An estimator θ̂ₙ is consistent if θ̂ₙ converges in probability to θ as n → ∞. Consistency is a minimum requirement for reasonable estimators—as sample size grows, the estimator should approach the truth. Under regularity conditions, MLEs and method of moments estimators are consistent.
An estimator is a rule for turning data into a guess about an unknown parameter. For that rule to be useful, it should at minimum do better with more data — intuitively, collecting millions of observations should get you very close to the truth. Consistency formalizes this requirement using the language of convergence in probability that you already know.
Recall that θ̂ₙ converges in probability to θ means: for any ε > 0, the probability P(|θ̂ₙ − θ| > ε) → 0 as n → ∞. In words, the chance that your estimate is far from the truth becomes negligible as the sample grows. This is weaker than almost-sure convergence (which says the estimate *will* eventually be close with probability 1 along every path), but it is the standard benchmark for estimators. A consistent estimator might produce a bad estimate for any specific sample — you could get unlucky — but the probability of a bad estimate vanishes as n grows.
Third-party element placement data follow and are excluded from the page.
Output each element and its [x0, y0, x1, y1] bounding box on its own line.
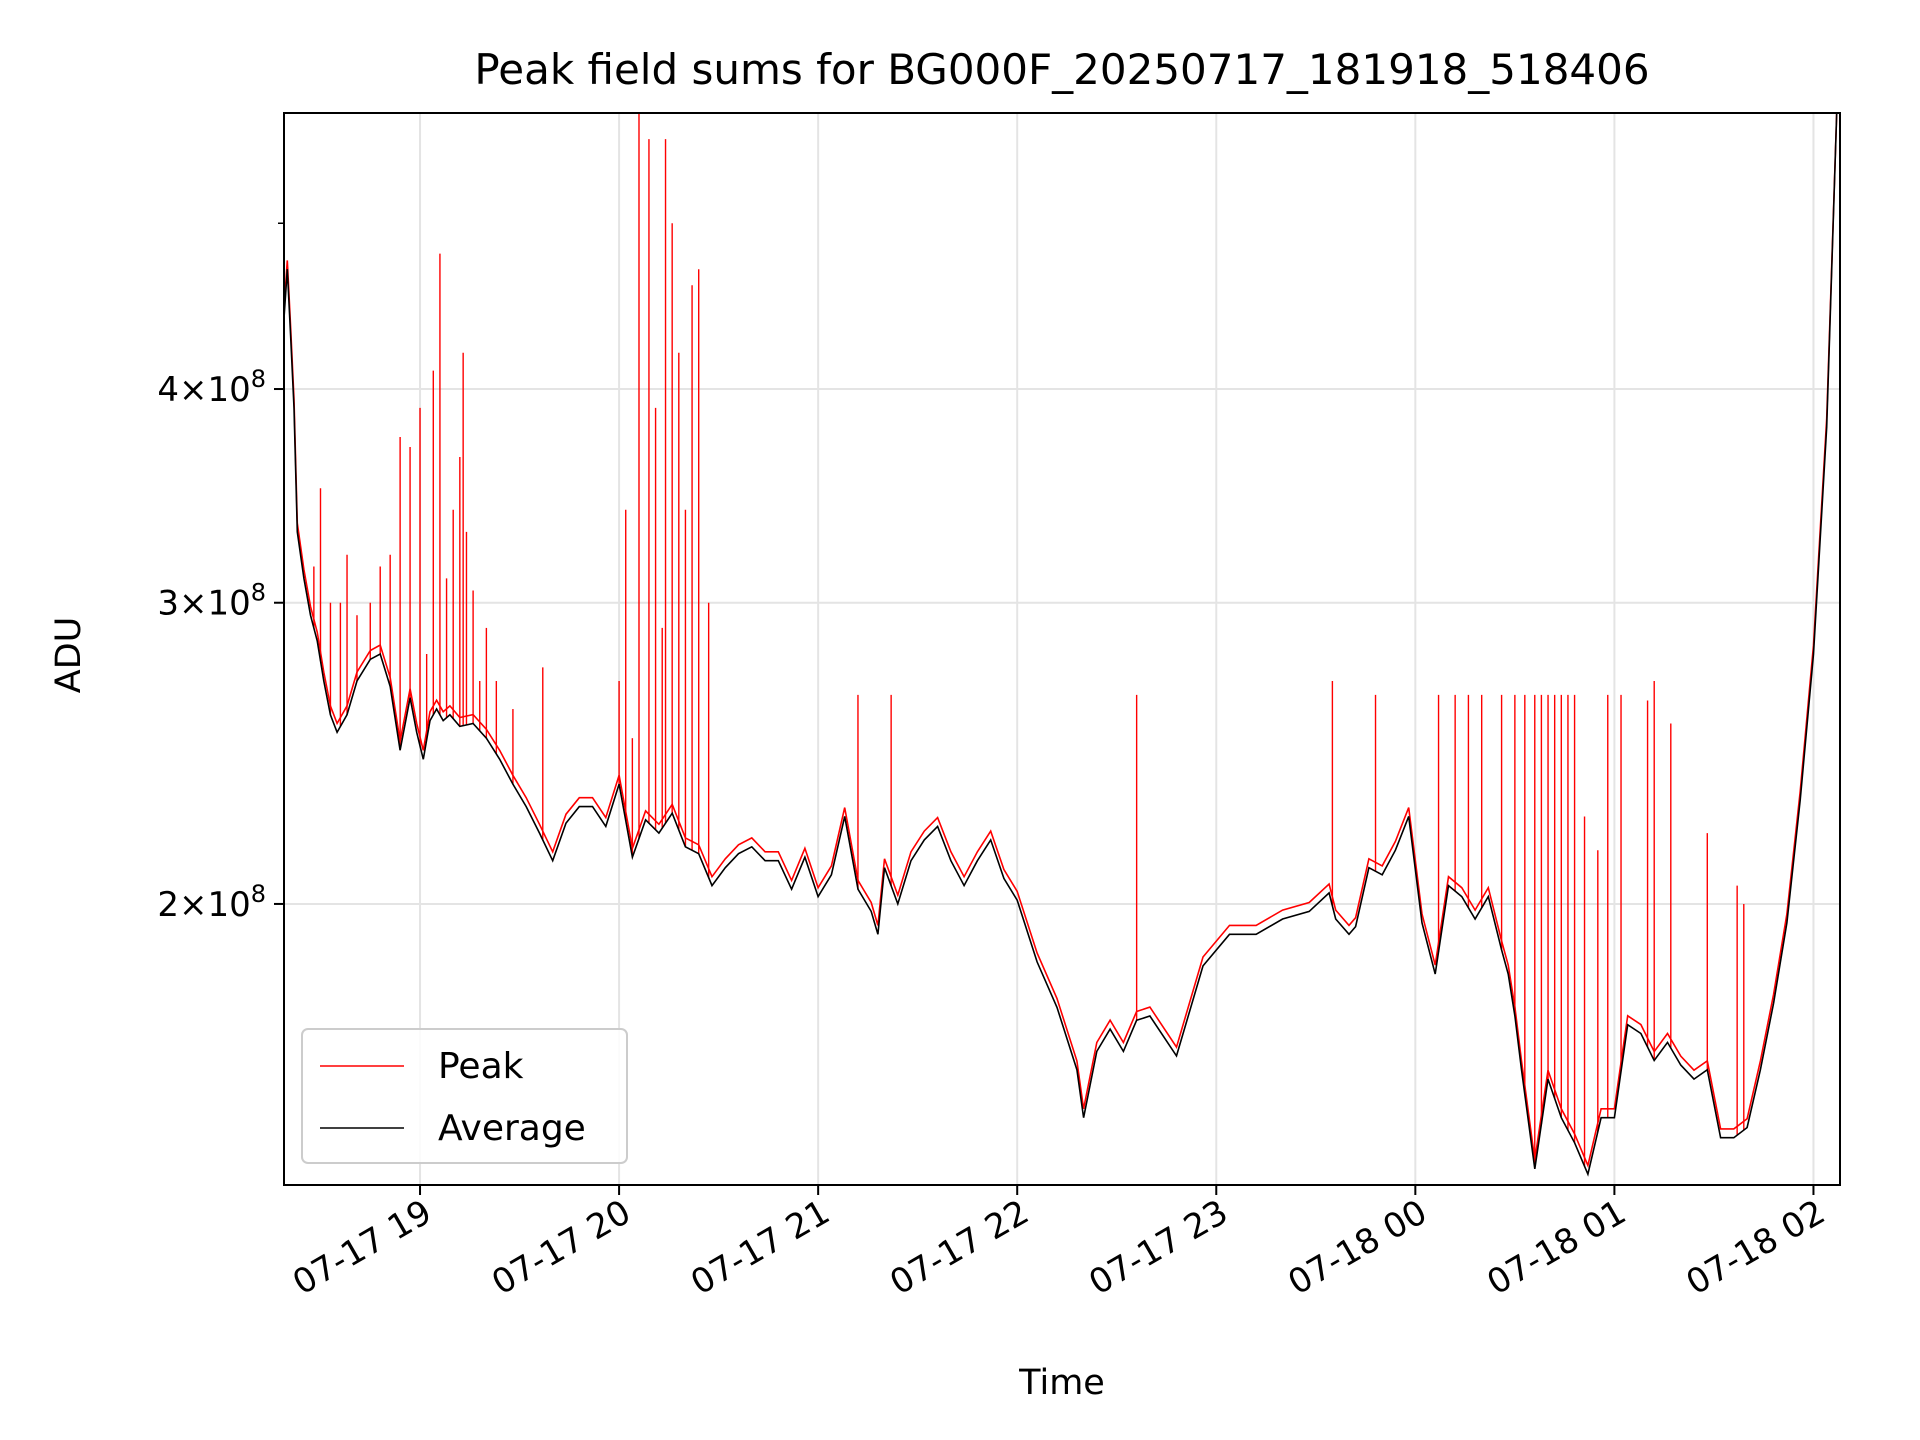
- y-axis-label: ADU: [49, 617, 89, 694]
- peak-baseline: [284, 113, 1838, 1168]
- y-tick-label: 2×108: [157, 880, 266, 925]
- series-layer: [284, 113, 1838, 1177]
- y-tick-exponent: 8: [251, 365, 266, 393]
- series-peak: [284, 113, 1838, 1169]
- chart-title: Peak field sums for BG000F_20250717_1819…: [474, 45, 1649, 94]
- y-tick-times: ×10: [179, 370, 251, 410]
- grid: [284, 113, 1840, 1185]
- plot-frame: [283, 112, 1841, 1186]
- y-tick-exponent: 8: [251, 880, 266, 908]
- y-tick-mantissa: 2: [157, 885, 179, 925]
- y-tick-exponent: 8: [251, 579, 266, 607]
- y-tick-times: ×10: [179, 885, 251, 925]
- legend-label: Peak: [438, 1046, 524, 1087]
- y-tick-mantissa: 4: [157, 370, 179, 410]
- y-tick-label: 3×108: [157, 579, 266, 624]
- y-tick-label: 4×108: [157, 365, 266, 410]
- legend-label: Average: [438, 1108, 586, 1149]
- y-tick-times: ×10: [179, 584, 251, 624]
- y-tick-mantissa: 3: [157, 584, 179, 624]
- series-average: [284, 113, 1838, 1177]
- legend-box: [301, 1028, 628, 1164]
- x-axis-label: Time: [1018, 1363, 1105, 1403]
- legend: Peak Average: [301, 1028, 628, 1164]
- average-line: [284, 113, 1838, 1177]
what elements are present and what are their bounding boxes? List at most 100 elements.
The most important consistency results are for the sample mean and for MLEs. The sample mean X̄ₙ is consistent for the population mean μ by the Weak Law of Large Numbers, which is itself a direct consequence of convergence in probability. For MLEs, consistency follows from general regularity conditions (differentiability of the log-likelihood, identifiability of the model, compactness arguments) and is one reason MLEs are the default estimator in most settings. A useful sufficient condition: if an estimator is unbiased (E[θ̂ₙ] = θ) and its variance vanishes (Var(θ̂ₙ) → 0), then by Chebyshev's inequality it is consistent. But note that consistency does not require unbiasedness — a biased estimator can still be consistent if the bias shrinks to zero with n.
What consistency does *not* guarantee is equally important. Consistency is an asymptotic property — it says nothing about performance at any finite sample size. An estimator could be badly biased for small n yet perfectly consistent. And consistency gives no rate: it does not tell you how quickly the estimate approaches the truth. That information lives in asymptotic normality (the next topic), which tells you √n(θ̂ₙ − θ) converges in distribution to a normal, quantifying the speed of convergence and enabling confidence intervals. Think of consistency as the entry requirement for an estimator — necessary but far from sufficient for a complete understanding of its behavior.